Despite a warning from the Minister of Finance on its impending implementation, neither the Trinidad and Tobago Electricity Commission (T&TEC) nor the Minister of Public Utilities know exactly when the public will have to pay more for electricity.
This is largely because the Regulated Industries Commission (RIC) is still in the process of completing the price review process for T&TEC.
Yesterday, T&TEC general manager Curvis Francois told Guardian Media, “What they (RIC) indicated is that they have to submit it (the final report) to the Government and I think they may have done it already, I am not sure, but the Government will basically indicate to us through our line ministry whenever that time comes for the determination to be put into effect.”
Francois did not want to speculate on any possible timelines but said whatever is recommended and approved will be implemented soon after.
“It is urgent because currently, for every kilowatt-hour that we sell, we actually lose roughly about 13 cents,” Francois explained.
Minister Colm Imbert, during his 2024 Budget presentation, explained that T&TEC could not even pay for natural gas at current rates, and this costs the National Gas Company over $500 million annually. Compounding that was a debt of $1.4 billion owed to T&TEC by the State, which was revealed by Minister Marvin Gonzales in May this year.
Francois said the final determination from the RIC may already be in Minister Gonzales’ hands for approval.
However, contacted yesterday, Gonzales said, “They (RIC) have not notified me. All I was told is that the review has reached an advanced stage.”
Guardian Media yesterday asked the RIC when the process would be completed.
It responded, “The RIC continues to work on the completion of its Price Review Process for T&TEC, as it continues to ensure the final determination document is fully representative of its extensive research, comments received and comprehensive review of all information collected. At this time, the RIC does not have a specific date for the completion of this exercise and will inform the public when it is ready to release its final determination for the electricity transmission and distribution sector for the period 2023-2027.”
This answer was similar to the one given by the RIC in August.
The RIC said the document will thereafter be sent to T&TEC, which will be guided by the RIC’s decisions.
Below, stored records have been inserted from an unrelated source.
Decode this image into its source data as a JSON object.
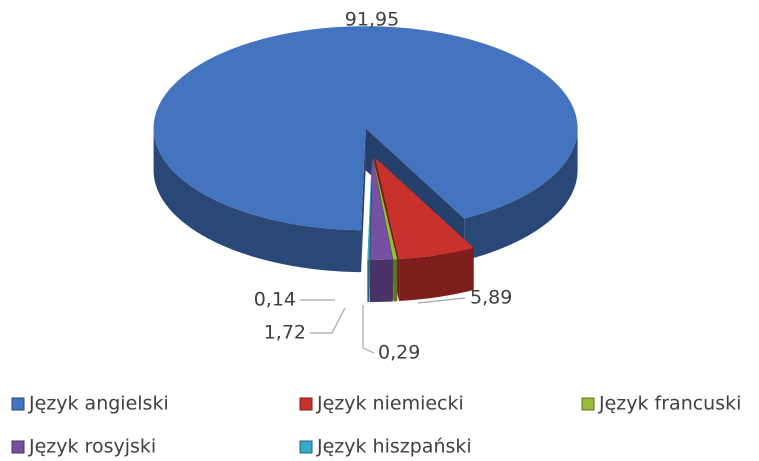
{
  "chart_data": {
    "type": "pie",
    "categories": [
      "Język angielski",
      "Język niemiecki",
      "Język francuski",
      "Język rosyjski",
      "Język hiszpański"
    ],
    "values": [
      91.95,
      5.89,
      0.29,
      1.72,
      0.14
    ],
    "value_labels": [
      "91,95",
      "5,89",
      "0,29",
      "1,72",
      "0,14"
    ],
    "colors": [
      "#4474c0",
      "#c9312d",
      "#9abb3a",
      "#7550a3",
      "#35a9c9"
    ],
    "legend": "bottom"
  }
}
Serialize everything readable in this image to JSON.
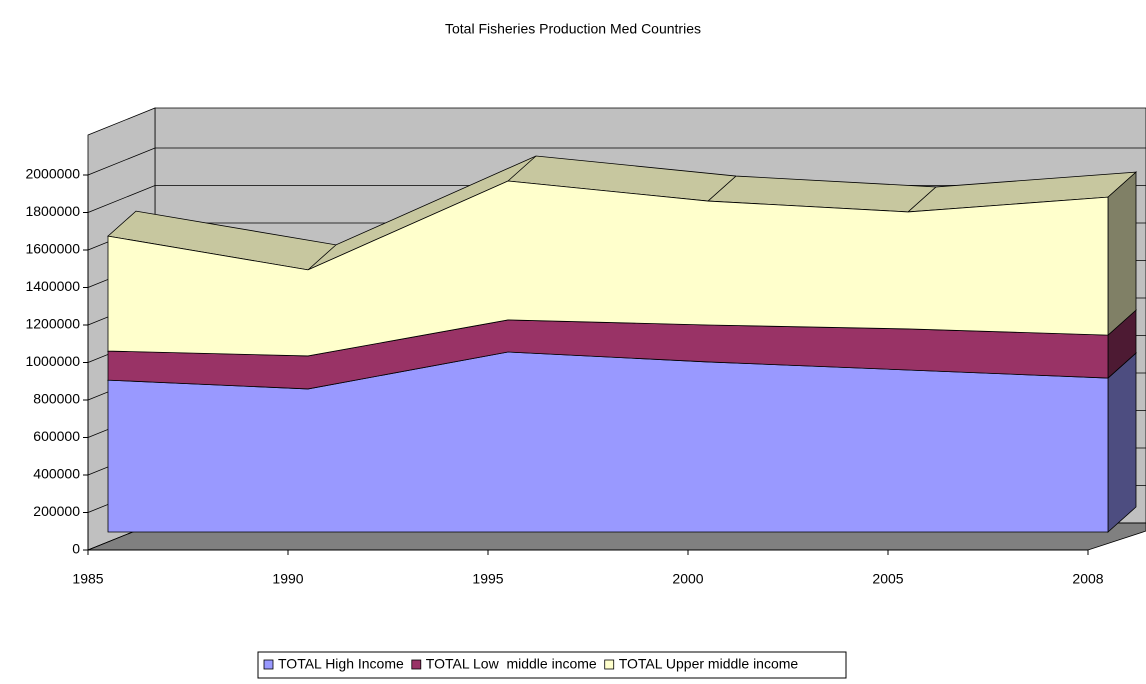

It also revealed to Guardian Media that water rates were also under scrutiny.
“The RIC is focusing on completing the T&TEC price review while simultaneously doing readings and research on the water and wastewater sectors,” it stated.
The RIC made public its proposed changes to T&TEC rates in December 2022, and the increases ranged from 15 per cent to as high as 64 per cent for residential customers based on kilowatt consumption. Commercial customers faced percentage increases ranging from 51 per cent to 63 per cent.
Since then, the RIC has held 15 consultations throughout the country. People who participated fiercely rejected the move, saying the cost of living was already high.
The Joint Trade Union Movement (JTUM) echoed concerns about rate hikes yesterday, saying it was disappointed with what was said by Minister Imbert on public utilities.
General secretary Ozzi Warwick said, “We thought the Government would have announced that they were going to review the onerous power purchase agreement that they have with these independent producers of electricity. So that these independent producers pay NGC for the gas that they are using. The other thing we hoped we would have heard is the Government willing to do good on the monies that they owe T&TEC, around $1.3B. If those were addressed, then T&TEC would have been in a more favourable financial position to deliver on its mandate to provide a public good for this country.”
Warwick said Imbert needed to be reminded that a utility service should be people and not profit-centred.
“Why are you increasing on ordinary people...,” he posited.
He added that not enough was said about the struggles of T&TEC’s workers.
“We would have thought we would have heard that the minister would have announced what is being put in place for the safety and security of these workers who are clearly risking their lives to ensure a reliable supply of electricity, and this goes for the WASA and TTPOST workers,” Warwick said.
However, in the 2024 State Enterprises Investment Programme, $69.22m has been allocated for upgrading T&TEC’s security and protection infrastructure while $98.12m is for upgrading equipment and facilities.